Fibres de dioxyde de titane© BAuA, Partikellabor

Bien que les nanomatériaux ne présentent pas de toxicité nouvelle particulière, la libération de nano-poussières peut néanmoins entraîner des risques sur le lieu de travail. Une classification de ces matériaux permet de définir des mesures de protection efficaces. Une attention particulière doit être accordée aux matériaux qui, durant leur cycle de vie, libèrent des poussières de fibres respirables bio-persistantes.

Établie il y a une quinzaine d’années, l’hypothèse d’une toxicité particulière des nanomatériaux ne s’est pas trouvée confirmée par les vastes études menées à ce sujet. Les risques pour la santé au travail liés aux nanomatériaux peuvent être plutôt décrits à l’aide des principes classiques de la toxicologie des substances et des particules. Cela a servi de base à une approche prévoyant une classification réglementaire, publiée dans la notification BekGS 527 du Comité allemand pour les substances dangereuses. Cette approche a été reprise en 2018 par l’Organisation mondiale de la Santé (OMS) dans un guide portant sur les nanomatériaux et la santé des travailleurs2. Cette classification, qui peut s’appliquer également à d’autres matériaux, fait la distinction entre :

  • les matériaux qui libèrent des poussières granulaires bio-persistantes (matériaux PGB) respirables,
  • les matériaux qui libèrent des poussières fibreuses respirables bio-persistantes (“fibres OMS”),
  • les matériaux présentant une toxicité spécifique (chimique) résultant, entre autres, de la libération d’ions dans le corps.

Évaluation des risques

Concernant les matériaux PGB, les vastes avancées toxicologiques permettent aujourd’hui de définir des mesures de prévention différenciées. La valeur limite pour la poussière généralement applicable est de 1,25 mg/m³. Elle se réfère à des microparticules compactes d’une densité de 2,5 g/cm³1. Pour les nanomatériaux PGB, qui libèrent généralement des agglomérats de particules plus légers et poreux, le Comité pour les substances dangereuses2 recommande une valeur de 0,5 mg/m³ comme critère d’évaluation de l’efficacité des mesures prises en matière de SST. En règle générale, il est possible de respecter fiablement cette valeur en appliquant les exigences de protection de l’ordonnance allemande sur les substances dangereuses concernant celles qui se présentent sous forme de particules.

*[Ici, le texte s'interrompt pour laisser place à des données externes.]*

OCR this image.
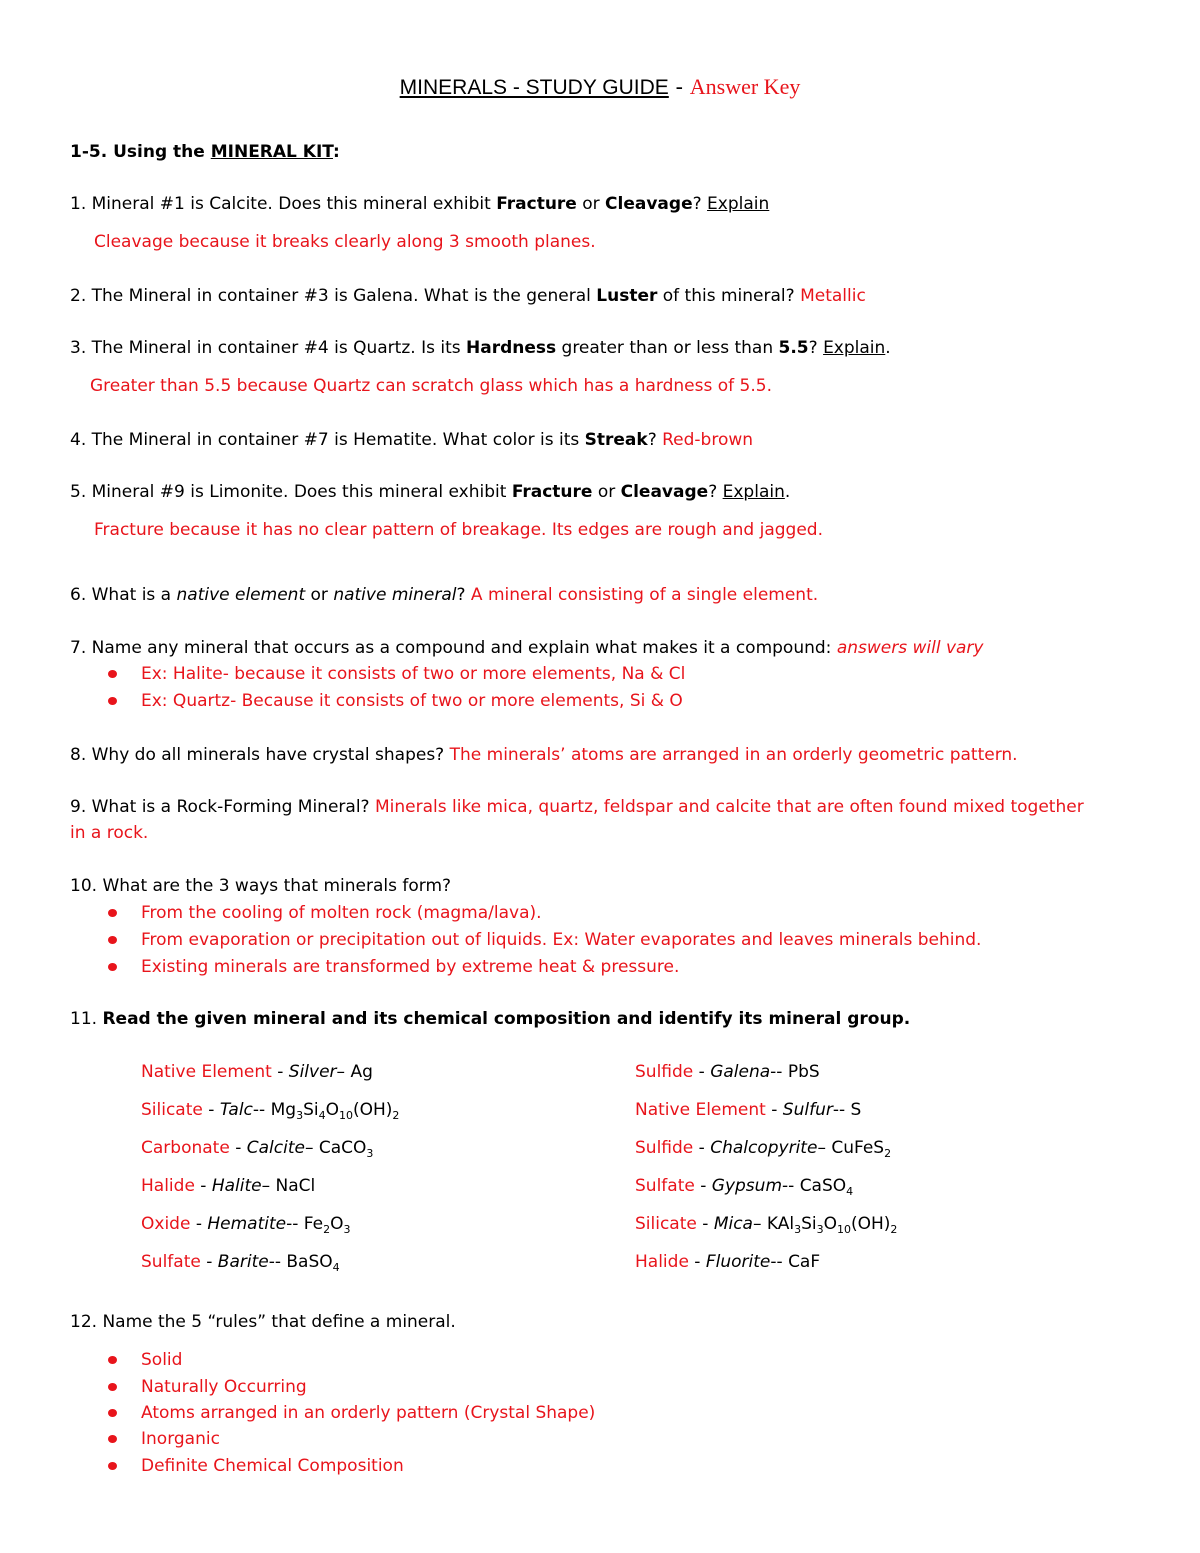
MINERALS - STUDY GUIDE - Answer Key
1-5. Using the MINERAL KIT:
1. Mineral #1 is Calcite. Does this mineral exhibit Fracture or Cleavage? Explain
Cleavage because it breaks clearly along 3 smooth planes.
2. The Mineral in container #3 is Galena. What is the general Luster of this mineral? Metallic
3. The Mineral in container #4 is Quartz. Is its Hardness greater than or less than 5.5? Explain.
Greater than 5.5 because Quartz can scratch glass which has a hardness of 5.5.
4. The Mineral in container #7 is Hematite. What color is its Streak? Red-brown
5. Mineral #9 is Limonite. Does this mineral exhibit Fracture or Cleavage? Explain.
Fracture because it has no clear pattern of breakage. Its edges are rough and jagged.
6. What is a native element or native mineral? A mineral consisting of a single element.
7. Name any mineral that occurs as a compound and explain what makes it a compound: answers will vary
Ex: Halite- because it consists of two or more elements, Na & Cl
Ex: Quartz- Because it consists of two or more elements, Si & O
8. Why do all minerals have crystal shapes? The minerals’ atoms are arranged in an orderly geometric pattern.
9. What is a Rock-Forming Mineral? Minerals like mica, quartz, feldspar and calcite that are often found mixed together
in a rock.
10. What are the 3 ways that minerals form?
From the cooling of molten rock (magma/lava).
From evaporation or precipitation out of liquids. Ex: Water evaporates and leaves minerals behind.
Existing minerals are transformed by extreme heat & pressure.
11. Read the given mineral and its chemical composition and identify its mineral group.
Native Element - Silver– Ag
Silicate - Talc-- $Mg_3Si_4O_{10}(OH)_2$
Carbonate - Calcite– CaCO$_3$
Halide - Halite– NaCl
Oxide - Hematite-- $Fe_2O_3$
Sulfate - Barite-- BaSO$_4$
Sulfide - Galena-- PbS
Native Element - Sulfur-- S
Sulfide - Chalcopyrite– CuFeS$_2$
Sulfate - Gypsum-- CaSO$_4$
Silicate - Mica– $KAl_3Si_3O_{10}(OH)_2$
Halide - Fluorite-- CaF
12. Name the 5 “rules” that define a mineral.
Solid
Naturally Occurring
Atoms arranged in an orderly pattern (Crystal Shape)
Inorganic
Definite Chemical Composition
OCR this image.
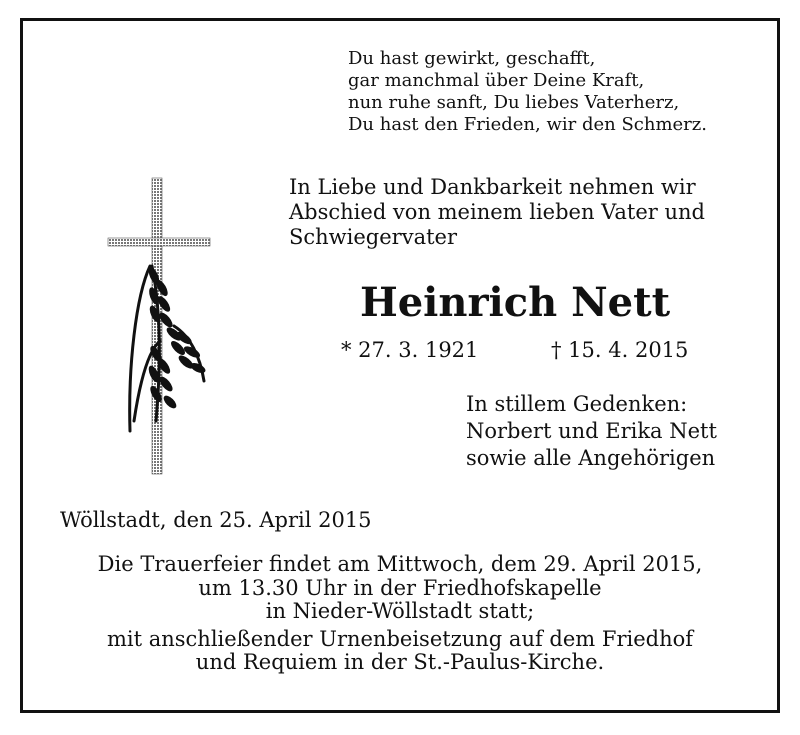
Du hast gewirkt, geschafft,
gar manchmal über Deine Kraft,
nun ruhe sanft, Du liebes Vaterherz,
Du hast den Frieden, wir den Schmerz.
In Liebe und Dankbarkeit nehmen wir
Abschied von meinem lieben Vater und
Schwiegervater
Heinrich Nett
* 27. 3. 1921	† 15. 4. 2015
In stillem Gedenken:
Norbert und Erika Nett
sowie alle Angehörigen
Wöllstadt, den 25. April 2015
Die Trauerfeier findet am Mittwoch, dem 29. April 2015,
um 13.30 Uhr in der Friedhofskapelle
in Nieder-Wöllstadt statt;
mit anschließender Urnenbeisetzung auf dem Friedhof
und Requiem in der St.-Paulus-Kirche.
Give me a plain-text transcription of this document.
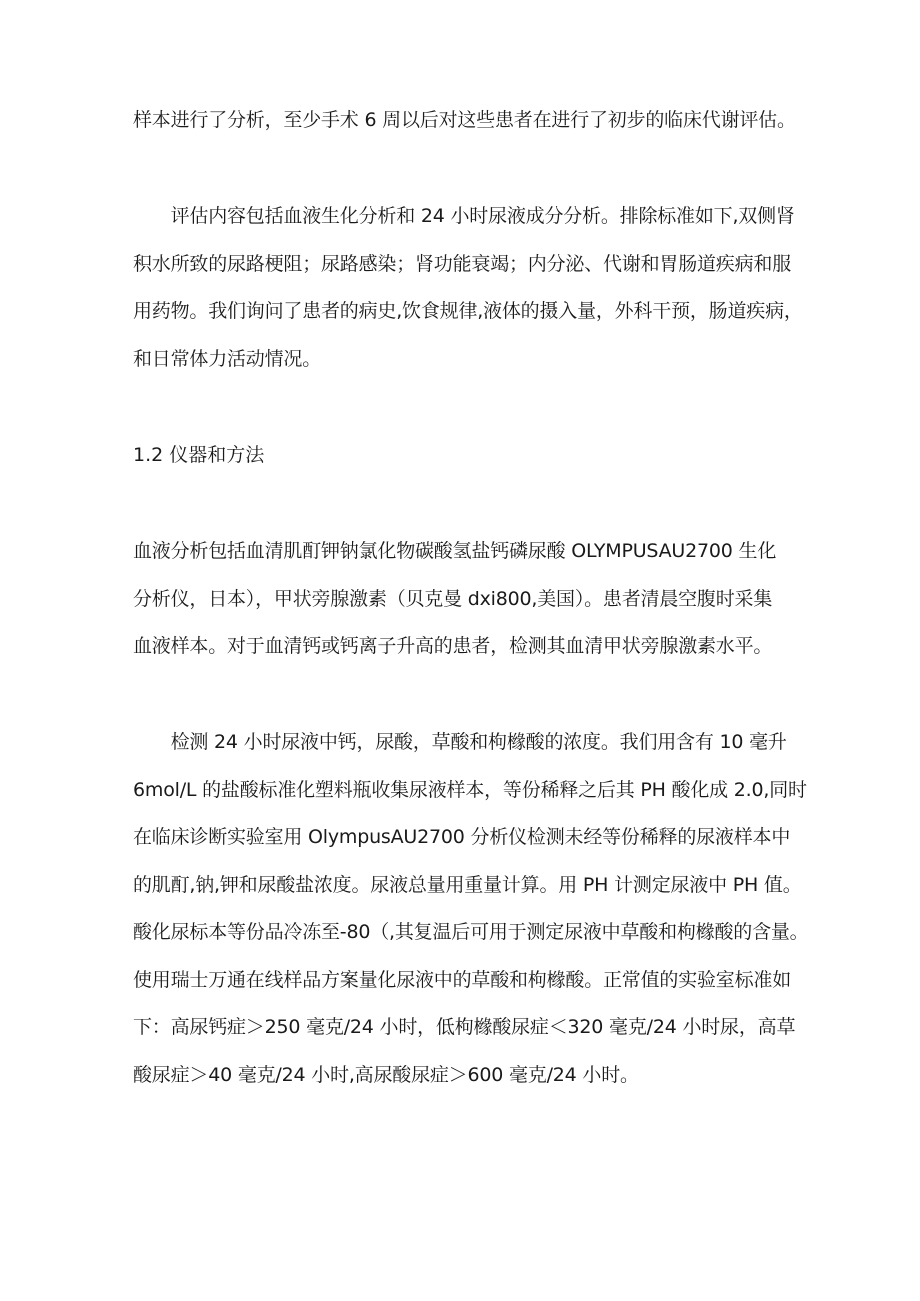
样本进行了分析，至少手术 6 周以后对这些患者在进行了初步的临床代谢评估。
　　评估内容包括血液生化分析和 24 小时尿液成分分析。排除标准如下,双侧肾
积水所致的尿路梗阻；尿路感染；肾功能衰竭；内分泌、代谢和胃肠道疾病和服
用药物。我们询问了患者的病史,饮食规律,液体的摄入量，外科干预，肠道疾病，
和日常体力活动情况。
1.2 仪器和方法
血液分析包括血清肌酊钾钠氯化物碳酸氢盐钙磷尿酸 OLYMPUSAU2700 生化
分析仪，日本），甲状旁腺激素（贝克曼 dxi800,美国）。患者清晨空腹时采集
血液样本。对于血清钙或钙离子升高的患者，检测其血清甲状旁腺激素水平。
　　检测 24 小时尿液中钙，尿酸，草酸和枸橼酸的浓度。我们用含有 10 毫升
6mol/L 的盐酸标准化塑料瓶收集尿液样本，等份稀释之后其 PH 酸化成 2.0,同时
在临床诊断实验室用 OlympusAU2700 分析仪检测未经等份稀释的尿液样本中
的肌酊,钠,钾和尿酸盐浓度。尿液总量用重量计算。用 PH 计测定尿液中 PH 值。
酸化尿标本等份品冷冻至-80（,其复温后可用于测定尿液中草酸和枸橼酸的含量。
使用瑞士万通在线样品方案量化尿液中的草酸和枸橼酸。正常值的实验室标准如
下：高尿钙症＞250 毫克/24 小时，低枸橼酸尿症＜320 毫克/24 小时尿，高草
酸尿症＞40 毫克/24 小时,高尿酸尿症＞600 毫克/24 小时。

Les matériaux qui libèrent des poussières fibreuses respirables et bio-persistantes constituent en revanche un véritable défi pour la prévention, comme l’illustre le problème de l’amiante qui, en Allemagne, n’est toujours pas résolu, 25 ans après l’interdiction de cette substance. La toxicité, par rapport à la masse de matériau inhalée, est de plusieurs fois supérieure à celle des matériaux PGB, avec des variations importantes en fonction de la biopersistance. De toute évidence, la rigidité des fibres inhalées est un autre élément important. Les fibres extrêmement fines présentent donc plutôt des propriétés semblables à celles des PGB. S’ajoutent des différences notables quant à la pulvérulence des différents matériaux. Lors de la définition de mesures de protection, il faudra donc tenir compte d’une large fourchette de risques qui, dans le plus défavorable des cas (comme pour l’amiante) peut éventuellement conduire à une restriction légale de l’utilisation pour certains domaines.

Dans le cas des matériaux présentant une toxicité spécifique, la composition chimique est l’élément déterminant du profil d’action. Les valeurs limites d’exposition sur le lieu de travail et les mesures de protection peuvent donc être assimilées à celles des “matériaux-mères” de composition identique.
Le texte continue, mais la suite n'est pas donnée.